Steve Coleman, spokesperson for the Port Authority, said the “general reevaluation study” that the agency has requested the Army Corps undertake will not impair the completion of the ongoing project. But it will ensure that the project, after substantial authority and federal investment, “continues to serve the needs of the Port, the region and the nation.”
The authority in March set aside funds for a study of what additional dredging may be needed in the port, and the Army Corps has submitted a cost-sharing plan, said Bryce Wisemiller, project manager for the agency’s harbor deepening project.
“Assuming that the agreement gets executed in the next few months, that study will get started,” he said, adding that the goal is to get it completed in three years.
New York-New Jersey is just one of several East Coast ports dredging their water in an effort to snare larger vessels. Savannah began a project to deepen its harbor to 47 feet last year that is expected to finish in 2018, and Charleston is looking at how to deepen its port to 52 feet. In Florida, The Port of Jacksonville plans to deepen the St. John’s River to 47 feet, with a completion date of 2020, and Virginia, although it has a 50-foot depth, is studying how to take it to 55 feet. Baltimore’s port already has a depth of 50 feet and Miami in September completed a project to take its port to that depth.
The late June opening of the Panama Canal expansion is expected to send ships with capacities of up to 14,000 twenty-foot-equivalent units to New York-New Jersey terminals. The biggest ships, for the moment, are only able to enter the Global Container Terminal in Bayonne, because it is in front of the Bayonne Bridge, which has a 151-foot vertical clearance. A project underway to raise the Bayonne Bridge by 64 feet, allowing mega-ships to reach the port’s other three terminals, is expected to be completed by the end of 2017.

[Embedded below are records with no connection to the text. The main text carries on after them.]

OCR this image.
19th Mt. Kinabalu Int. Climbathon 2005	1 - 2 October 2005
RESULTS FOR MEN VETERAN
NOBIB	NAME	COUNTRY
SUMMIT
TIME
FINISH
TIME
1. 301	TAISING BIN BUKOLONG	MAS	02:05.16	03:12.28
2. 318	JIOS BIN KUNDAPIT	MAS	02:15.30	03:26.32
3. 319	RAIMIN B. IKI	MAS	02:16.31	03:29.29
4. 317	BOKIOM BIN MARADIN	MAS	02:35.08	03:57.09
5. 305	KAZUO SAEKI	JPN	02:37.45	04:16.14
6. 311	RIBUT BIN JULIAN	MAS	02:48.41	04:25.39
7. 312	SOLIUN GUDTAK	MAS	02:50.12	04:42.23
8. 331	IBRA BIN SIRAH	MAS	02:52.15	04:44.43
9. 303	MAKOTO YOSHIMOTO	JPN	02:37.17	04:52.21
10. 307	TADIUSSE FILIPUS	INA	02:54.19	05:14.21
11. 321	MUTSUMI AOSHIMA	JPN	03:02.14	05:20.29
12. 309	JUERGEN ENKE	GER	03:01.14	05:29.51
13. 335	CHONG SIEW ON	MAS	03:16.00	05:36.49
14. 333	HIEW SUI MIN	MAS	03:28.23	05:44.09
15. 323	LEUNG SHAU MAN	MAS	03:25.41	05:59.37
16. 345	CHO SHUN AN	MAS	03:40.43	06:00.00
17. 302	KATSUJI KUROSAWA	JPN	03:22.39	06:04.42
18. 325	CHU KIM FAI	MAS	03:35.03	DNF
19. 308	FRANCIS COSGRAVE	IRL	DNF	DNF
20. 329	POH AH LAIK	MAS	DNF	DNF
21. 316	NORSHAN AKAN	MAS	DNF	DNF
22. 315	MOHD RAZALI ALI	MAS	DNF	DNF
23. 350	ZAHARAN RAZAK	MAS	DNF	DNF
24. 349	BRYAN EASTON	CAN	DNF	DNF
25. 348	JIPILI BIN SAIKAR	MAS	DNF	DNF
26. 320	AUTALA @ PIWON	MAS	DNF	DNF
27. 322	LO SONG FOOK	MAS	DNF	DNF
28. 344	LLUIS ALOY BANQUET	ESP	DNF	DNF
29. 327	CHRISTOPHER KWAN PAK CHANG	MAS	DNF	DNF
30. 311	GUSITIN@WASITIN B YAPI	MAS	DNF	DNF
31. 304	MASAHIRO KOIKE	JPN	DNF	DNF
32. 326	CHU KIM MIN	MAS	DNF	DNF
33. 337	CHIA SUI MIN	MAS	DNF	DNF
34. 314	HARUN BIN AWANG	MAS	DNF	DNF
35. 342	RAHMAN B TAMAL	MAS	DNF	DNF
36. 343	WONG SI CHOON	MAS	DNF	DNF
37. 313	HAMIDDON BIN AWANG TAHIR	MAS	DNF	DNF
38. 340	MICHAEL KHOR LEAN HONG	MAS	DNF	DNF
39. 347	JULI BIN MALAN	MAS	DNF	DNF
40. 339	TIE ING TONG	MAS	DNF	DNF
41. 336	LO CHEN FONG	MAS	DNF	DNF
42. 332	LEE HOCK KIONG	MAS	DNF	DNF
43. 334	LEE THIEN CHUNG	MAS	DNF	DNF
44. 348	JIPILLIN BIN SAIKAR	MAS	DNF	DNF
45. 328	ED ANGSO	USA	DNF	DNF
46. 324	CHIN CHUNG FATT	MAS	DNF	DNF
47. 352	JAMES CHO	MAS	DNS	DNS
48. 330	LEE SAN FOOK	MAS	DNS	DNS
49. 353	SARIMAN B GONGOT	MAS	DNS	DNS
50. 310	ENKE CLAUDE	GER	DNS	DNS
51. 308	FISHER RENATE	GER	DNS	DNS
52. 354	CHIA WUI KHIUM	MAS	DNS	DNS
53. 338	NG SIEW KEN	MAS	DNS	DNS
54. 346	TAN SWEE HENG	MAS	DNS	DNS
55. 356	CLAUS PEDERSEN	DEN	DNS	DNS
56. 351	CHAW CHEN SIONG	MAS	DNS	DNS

“The port authority is looking at the feasibility of bringing in larger container ships than what the project was designed for,” Wisemiller said. “As a matter of fact, larger ships than what the project was designed for have already been utilizing the port, even though we haven’t fully completed the 50-foot deepening project yet.”
The port authority is partly concerned about whether the dredged channels are wide or deep enough for larger ships, which may not be able to turn or anchor in the harbor, Wisemiller said.
The dredging project, conceived in the mid-1980s to take the port depth to 45 feet was amended to take the depth to 50 feet in the late 1990s, when it was designed to handle ships of 6,000 TEUs, Wisemiller said. The initial completion date of 2012 was delayed by the discovery that rock in the channel was harder than expected, and a project to move water pipes linking Brooklyn and Staten Island out of the channel was set back by damage from Hurricane Sandy, Wisemiller said.
The Corps has dredged several channels, mostly to 50 feet but work still needs to be done to deepen the Ambrose Channel, at the mouth of the port, and the Anchorage Channel, just off the GCT.
The ports have already handled ships up to 50 percent larger than the 6,000 TEU ships that were originally planned for, among them the Clementine Maersk and the NYK Arcadia, both of which sailed under the Bayonne Bridge, Wisemiller said. The Clementine Maersk can take 8,650 containers, and the NYK Arcadia can carry 9,600 TEUs.
The first 10,000-TEU ship to stop at the Port of New York and New Jersey was the Zim Tianjin, which called at GCT in March 2015.